Sounding the alarm on threats to public schools

It’s no secret that public education is under attack, in Indiana and in other states. But it’s easy to miss just how radical and well organized the assault is – and how it is part of a longstanding political drive to undermine the very concept of the common good.

Jack Schneider and Jennifer Berkshire explain in their new book, “A Wolf at the Schoolhouse Door.” They show how free-market ideologues, driven by hostility to government and fueled by deep-pocketed donors, are endangering a cornerstone of American democracy.

“The threat to public education … is grave,” they write. “A radical vision for unmaking the very idea of public schools has moved from the realm of ideological pipe dream to legitimate policy.”

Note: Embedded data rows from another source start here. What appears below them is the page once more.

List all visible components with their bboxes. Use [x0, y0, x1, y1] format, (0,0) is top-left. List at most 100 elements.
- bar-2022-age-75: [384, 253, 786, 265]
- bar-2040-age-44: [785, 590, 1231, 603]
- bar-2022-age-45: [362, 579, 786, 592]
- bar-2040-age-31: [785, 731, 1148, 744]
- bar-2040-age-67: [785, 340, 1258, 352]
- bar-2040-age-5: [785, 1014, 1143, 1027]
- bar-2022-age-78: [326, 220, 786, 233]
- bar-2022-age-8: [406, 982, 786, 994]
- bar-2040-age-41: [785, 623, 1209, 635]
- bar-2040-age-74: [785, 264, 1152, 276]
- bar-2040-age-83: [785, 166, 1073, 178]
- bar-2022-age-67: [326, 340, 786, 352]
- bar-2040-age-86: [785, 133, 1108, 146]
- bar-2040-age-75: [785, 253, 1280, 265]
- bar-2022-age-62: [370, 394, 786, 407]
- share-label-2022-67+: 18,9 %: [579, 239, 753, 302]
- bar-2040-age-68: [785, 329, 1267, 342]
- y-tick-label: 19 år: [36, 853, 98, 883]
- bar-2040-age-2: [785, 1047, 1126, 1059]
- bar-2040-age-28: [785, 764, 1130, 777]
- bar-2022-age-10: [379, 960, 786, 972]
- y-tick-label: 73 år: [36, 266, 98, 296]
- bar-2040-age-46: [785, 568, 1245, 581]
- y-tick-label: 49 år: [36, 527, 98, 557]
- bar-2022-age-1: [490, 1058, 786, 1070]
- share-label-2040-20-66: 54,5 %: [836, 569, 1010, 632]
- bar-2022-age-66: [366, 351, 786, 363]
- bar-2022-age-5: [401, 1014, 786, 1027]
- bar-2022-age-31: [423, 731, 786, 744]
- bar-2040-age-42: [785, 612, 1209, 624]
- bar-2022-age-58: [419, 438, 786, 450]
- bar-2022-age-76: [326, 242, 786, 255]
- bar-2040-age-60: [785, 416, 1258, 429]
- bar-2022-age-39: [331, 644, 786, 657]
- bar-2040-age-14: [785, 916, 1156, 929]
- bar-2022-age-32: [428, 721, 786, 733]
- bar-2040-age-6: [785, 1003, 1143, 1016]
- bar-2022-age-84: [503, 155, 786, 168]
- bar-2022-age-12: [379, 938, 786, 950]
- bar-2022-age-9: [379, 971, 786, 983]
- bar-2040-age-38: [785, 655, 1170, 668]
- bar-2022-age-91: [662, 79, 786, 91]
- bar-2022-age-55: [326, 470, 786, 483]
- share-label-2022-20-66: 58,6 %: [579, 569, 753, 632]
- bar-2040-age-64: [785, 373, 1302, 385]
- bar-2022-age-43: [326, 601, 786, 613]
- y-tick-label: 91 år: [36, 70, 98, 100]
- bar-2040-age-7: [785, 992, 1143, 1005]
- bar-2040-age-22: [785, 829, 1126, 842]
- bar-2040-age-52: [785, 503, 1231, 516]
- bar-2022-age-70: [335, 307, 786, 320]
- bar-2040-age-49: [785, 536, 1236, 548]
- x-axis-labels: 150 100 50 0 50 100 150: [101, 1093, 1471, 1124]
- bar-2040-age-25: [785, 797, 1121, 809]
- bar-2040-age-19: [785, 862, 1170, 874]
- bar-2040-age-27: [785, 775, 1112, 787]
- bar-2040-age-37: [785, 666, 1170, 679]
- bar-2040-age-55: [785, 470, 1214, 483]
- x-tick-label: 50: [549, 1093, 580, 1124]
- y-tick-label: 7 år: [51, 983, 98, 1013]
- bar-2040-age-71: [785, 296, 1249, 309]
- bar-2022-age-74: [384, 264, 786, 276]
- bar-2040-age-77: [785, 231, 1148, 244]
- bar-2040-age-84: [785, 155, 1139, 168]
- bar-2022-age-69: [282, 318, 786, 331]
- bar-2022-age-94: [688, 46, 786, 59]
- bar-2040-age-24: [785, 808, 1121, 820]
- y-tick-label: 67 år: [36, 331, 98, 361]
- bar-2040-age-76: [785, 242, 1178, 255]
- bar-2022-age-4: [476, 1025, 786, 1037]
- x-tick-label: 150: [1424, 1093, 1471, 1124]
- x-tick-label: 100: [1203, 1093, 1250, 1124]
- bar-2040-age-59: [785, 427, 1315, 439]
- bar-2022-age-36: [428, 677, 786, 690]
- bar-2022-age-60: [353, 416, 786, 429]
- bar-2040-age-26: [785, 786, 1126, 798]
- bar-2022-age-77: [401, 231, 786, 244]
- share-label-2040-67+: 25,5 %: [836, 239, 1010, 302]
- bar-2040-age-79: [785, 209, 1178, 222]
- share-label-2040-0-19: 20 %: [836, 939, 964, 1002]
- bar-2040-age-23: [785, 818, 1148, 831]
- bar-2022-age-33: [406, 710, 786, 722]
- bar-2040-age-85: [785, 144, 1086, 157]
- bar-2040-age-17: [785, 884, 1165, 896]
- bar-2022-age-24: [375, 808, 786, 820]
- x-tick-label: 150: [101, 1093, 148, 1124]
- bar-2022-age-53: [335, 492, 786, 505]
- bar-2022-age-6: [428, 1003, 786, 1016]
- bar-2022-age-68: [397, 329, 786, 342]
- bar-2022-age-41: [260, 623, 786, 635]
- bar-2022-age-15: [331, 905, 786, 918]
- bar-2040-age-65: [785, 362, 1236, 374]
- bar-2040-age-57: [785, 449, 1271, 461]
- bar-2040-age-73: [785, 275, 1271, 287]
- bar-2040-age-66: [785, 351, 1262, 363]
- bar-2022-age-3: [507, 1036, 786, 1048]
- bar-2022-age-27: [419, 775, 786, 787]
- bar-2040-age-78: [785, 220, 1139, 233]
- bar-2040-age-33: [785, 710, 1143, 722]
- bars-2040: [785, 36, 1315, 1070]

Berkshire, a journalist, and Schneider, an education historian, make their case in a clear, readable style that echoes their casual give-and-take on the education podcast “Have You Heard?” They draw from U.S. education history, studies and policy briefs, and recent news stories to make their case.

“A Wolf at the Schoolhouse Door” focuses on a fundamental debate on the nature of schools. Education, the authors argue, is best treated as a public good that belongs to everyone.

“Like clean air, a well-educated populace is something with wide-reaching benefits,” Berkshire and Schneider write. “That’s why we treat public education more like a park than a country club. We tax ourselves to pay for it, and we open it to everyone.”